The Vienna team sent a collimated beam of carbon-60 molecules through a slit made of silicon nitride and detected the interference pattern by ionizing the molecules with a laser and then counting the ions. The slits in the diffraction grating were 50 nanometres wide and the grating had a period of 100 nanometres. The team detected the central maximum and the two first-order diffraction peaks in the interference pattern. The molecules had a most probable velocity of 220 metres per second, which corresponds to a de Broglie wavelength of 2.5 picometres (2.5x10-12 metres) - some 400 times smaller than the diameter of the molecules. They also observed wave-particle duality in carbon-60 molecules that contained one or two atoms of 13C, the heavy isotope of carbon.

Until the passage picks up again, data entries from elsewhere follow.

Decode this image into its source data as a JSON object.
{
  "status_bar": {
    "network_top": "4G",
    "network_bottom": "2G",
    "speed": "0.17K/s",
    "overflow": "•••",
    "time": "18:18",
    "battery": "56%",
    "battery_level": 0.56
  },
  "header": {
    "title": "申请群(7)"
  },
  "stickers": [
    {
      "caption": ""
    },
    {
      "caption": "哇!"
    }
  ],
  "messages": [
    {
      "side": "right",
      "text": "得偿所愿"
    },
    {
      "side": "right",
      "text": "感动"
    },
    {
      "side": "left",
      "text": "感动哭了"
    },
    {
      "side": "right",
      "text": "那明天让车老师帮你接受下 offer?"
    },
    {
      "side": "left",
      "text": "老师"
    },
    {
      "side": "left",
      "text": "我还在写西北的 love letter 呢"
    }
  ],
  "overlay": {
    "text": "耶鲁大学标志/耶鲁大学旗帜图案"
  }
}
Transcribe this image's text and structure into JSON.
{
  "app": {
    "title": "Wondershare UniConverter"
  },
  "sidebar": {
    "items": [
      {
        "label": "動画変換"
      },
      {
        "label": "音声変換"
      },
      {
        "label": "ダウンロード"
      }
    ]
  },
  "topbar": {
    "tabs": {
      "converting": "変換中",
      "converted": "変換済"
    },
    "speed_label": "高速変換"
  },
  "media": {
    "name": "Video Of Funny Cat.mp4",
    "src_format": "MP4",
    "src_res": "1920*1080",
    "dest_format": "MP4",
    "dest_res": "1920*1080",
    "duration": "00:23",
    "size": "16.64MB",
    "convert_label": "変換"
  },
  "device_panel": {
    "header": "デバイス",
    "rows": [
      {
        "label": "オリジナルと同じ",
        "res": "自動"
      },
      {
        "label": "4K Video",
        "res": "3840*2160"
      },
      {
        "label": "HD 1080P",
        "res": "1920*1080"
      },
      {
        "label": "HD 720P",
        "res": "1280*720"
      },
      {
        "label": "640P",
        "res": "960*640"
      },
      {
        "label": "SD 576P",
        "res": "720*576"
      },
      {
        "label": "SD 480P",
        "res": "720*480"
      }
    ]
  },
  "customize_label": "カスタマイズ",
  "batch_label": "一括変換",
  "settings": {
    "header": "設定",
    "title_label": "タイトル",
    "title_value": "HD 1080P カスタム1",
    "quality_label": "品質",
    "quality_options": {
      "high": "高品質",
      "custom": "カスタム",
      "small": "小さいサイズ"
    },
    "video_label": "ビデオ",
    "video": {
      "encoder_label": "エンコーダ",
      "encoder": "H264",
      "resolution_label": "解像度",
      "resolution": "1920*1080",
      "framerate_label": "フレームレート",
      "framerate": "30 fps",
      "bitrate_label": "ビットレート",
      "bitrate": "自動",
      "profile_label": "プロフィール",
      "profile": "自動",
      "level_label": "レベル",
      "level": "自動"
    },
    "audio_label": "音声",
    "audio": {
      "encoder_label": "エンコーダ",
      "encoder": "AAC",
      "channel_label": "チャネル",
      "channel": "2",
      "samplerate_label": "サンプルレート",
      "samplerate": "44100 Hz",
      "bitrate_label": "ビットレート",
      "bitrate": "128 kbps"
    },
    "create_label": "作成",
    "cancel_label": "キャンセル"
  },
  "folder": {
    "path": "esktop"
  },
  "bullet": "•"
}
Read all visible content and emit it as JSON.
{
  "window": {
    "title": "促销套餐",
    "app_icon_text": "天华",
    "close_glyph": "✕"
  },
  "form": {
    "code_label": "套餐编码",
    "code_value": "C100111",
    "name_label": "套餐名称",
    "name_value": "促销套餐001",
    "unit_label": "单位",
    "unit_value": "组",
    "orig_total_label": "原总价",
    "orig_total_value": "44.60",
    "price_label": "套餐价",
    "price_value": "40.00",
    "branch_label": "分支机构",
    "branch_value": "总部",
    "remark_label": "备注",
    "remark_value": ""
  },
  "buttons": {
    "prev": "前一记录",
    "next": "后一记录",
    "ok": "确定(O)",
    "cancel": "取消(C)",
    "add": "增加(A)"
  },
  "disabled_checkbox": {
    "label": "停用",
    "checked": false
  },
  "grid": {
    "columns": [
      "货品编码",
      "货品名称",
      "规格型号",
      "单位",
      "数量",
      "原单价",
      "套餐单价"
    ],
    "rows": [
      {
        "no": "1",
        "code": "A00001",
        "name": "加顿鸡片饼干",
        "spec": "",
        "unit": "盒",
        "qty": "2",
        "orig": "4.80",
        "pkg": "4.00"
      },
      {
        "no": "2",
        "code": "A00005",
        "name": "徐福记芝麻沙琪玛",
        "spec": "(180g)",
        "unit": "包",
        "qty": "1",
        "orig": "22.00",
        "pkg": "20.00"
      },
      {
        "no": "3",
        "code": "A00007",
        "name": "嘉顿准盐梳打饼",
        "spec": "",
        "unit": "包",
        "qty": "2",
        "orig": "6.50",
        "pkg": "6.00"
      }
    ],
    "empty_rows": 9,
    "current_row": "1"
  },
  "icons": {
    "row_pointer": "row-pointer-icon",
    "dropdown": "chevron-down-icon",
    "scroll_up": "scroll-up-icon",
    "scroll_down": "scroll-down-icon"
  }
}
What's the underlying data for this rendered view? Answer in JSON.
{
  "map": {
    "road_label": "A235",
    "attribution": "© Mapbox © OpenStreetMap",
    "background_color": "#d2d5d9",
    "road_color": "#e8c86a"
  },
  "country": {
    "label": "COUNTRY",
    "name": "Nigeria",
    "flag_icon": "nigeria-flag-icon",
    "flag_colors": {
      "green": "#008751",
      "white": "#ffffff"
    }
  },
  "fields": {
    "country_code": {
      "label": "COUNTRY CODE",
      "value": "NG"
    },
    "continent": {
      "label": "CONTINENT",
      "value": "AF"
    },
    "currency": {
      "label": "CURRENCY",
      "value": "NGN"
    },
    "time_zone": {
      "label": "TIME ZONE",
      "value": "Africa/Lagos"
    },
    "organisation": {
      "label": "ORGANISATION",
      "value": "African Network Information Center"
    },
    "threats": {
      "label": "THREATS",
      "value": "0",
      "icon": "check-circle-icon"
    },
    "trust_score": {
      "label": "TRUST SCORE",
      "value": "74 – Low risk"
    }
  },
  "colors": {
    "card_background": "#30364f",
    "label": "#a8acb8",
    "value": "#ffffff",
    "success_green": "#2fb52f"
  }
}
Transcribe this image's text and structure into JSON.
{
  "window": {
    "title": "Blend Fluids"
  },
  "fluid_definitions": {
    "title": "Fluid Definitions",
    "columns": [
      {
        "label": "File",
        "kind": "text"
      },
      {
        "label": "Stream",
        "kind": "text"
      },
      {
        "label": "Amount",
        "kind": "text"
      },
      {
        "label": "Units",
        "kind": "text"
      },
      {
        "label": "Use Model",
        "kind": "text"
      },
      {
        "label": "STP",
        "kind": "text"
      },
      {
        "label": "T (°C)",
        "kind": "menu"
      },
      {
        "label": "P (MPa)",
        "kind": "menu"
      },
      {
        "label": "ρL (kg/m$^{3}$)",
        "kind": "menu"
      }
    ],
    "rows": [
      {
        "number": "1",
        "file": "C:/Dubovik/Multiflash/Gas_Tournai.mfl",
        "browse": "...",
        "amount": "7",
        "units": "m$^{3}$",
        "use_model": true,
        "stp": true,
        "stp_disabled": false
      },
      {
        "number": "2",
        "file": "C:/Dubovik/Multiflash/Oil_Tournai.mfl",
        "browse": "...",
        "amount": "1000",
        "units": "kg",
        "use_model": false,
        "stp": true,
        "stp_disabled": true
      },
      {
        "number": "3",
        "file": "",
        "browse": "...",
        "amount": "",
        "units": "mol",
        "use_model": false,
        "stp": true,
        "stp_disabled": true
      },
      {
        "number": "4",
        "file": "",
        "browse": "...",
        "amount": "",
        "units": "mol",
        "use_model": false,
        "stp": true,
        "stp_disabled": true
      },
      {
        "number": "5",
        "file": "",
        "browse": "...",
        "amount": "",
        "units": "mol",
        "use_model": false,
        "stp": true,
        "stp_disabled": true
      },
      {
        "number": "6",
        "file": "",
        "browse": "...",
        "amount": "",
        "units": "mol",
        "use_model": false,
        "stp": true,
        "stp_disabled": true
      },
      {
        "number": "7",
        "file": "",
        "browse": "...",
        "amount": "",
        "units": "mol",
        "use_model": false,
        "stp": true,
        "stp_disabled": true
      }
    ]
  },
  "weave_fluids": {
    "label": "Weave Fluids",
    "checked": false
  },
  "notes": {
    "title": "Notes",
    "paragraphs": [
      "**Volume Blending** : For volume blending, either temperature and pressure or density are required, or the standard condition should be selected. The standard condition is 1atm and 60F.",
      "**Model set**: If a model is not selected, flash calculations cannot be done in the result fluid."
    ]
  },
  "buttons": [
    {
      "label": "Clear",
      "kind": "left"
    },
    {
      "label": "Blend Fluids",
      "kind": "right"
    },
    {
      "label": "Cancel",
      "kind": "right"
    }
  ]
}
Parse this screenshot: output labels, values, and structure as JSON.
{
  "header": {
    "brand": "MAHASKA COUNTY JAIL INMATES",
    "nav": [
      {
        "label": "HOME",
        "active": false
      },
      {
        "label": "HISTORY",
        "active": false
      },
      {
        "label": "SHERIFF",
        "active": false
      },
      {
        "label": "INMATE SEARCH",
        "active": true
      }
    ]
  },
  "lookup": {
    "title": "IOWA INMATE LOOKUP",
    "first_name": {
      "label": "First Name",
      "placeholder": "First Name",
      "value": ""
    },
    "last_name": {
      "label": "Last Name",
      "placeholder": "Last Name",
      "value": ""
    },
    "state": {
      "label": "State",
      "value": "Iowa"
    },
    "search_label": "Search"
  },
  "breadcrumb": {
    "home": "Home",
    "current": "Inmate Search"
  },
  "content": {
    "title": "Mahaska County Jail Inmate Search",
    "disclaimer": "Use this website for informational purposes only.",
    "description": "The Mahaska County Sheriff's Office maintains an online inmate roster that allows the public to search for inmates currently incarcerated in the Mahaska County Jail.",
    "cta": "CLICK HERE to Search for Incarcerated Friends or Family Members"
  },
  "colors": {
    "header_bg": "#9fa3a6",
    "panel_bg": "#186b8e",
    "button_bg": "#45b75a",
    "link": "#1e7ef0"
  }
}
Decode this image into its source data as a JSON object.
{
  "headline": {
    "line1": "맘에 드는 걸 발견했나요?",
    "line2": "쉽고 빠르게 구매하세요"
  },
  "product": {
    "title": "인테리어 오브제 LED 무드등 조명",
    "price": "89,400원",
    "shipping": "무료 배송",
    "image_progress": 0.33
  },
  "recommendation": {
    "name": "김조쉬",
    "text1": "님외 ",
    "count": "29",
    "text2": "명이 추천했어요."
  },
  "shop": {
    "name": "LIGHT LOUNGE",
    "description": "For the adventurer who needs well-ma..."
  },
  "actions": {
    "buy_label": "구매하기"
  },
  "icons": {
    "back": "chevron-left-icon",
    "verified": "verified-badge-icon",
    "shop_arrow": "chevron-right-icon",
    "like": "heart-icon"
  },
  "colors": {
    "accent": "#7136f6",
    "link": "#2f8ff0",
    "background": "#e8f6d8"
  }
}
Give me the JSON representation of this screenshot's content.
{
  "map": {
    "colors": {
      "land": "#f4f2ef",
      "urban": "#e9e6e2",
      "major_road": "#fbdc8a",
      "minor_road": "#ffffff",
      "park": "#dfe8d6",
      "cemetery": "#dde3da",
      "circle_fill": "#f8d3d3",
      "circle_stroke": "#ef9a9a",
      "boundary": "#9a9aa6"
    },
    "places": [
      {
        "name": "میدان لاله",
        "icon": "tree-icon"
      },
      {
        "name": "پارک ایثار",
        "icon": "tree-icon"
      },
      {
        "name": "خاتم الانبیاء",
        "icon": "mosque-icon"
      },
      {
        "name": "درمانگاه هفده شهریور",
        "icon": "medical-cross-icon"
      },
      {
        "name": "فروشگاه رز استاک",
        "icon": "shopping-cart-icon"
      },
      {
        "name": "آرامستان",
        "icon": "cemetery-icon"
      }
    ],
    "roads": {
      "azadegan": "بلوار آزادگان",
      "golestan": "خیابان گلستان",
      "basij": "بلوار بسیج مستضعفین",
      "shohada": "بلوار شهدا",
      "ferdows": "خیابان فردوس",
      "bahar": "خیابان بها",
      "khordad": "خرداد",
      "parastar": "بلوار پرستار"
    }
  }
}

One of the deepest mysteries of quantum mechanics is that an interference pattern is formed even if there is only one particle in the experimental set-up at any given time. The Vienna team write that "all these observations support the view that each carbon-60 molecule interferes with itself only." They also confirmed that the interactions of the molecules with their environment - such as the spontaneous emission of photons by the thermally excited molecules - could not reveal which slit they had passed through. Even the mere possibility of being able to know which slit the particle passes through would be enough to wipe out the interference pattern.

Another mystery in physics is the length scale at which quantum behaviour breaks down. The carbon-60 molecules in the Vienna experiment are the largest objects ever to have shown quantum behaviour, but they are still 15 orders of magnitude smaller than true macroscopic objects. In the quest to establish when and how quantum mechanics breaks down and classical physics takes over, Arndt and co-workers plan to repeat their experiments with larger macromolecules and possibly even viruses.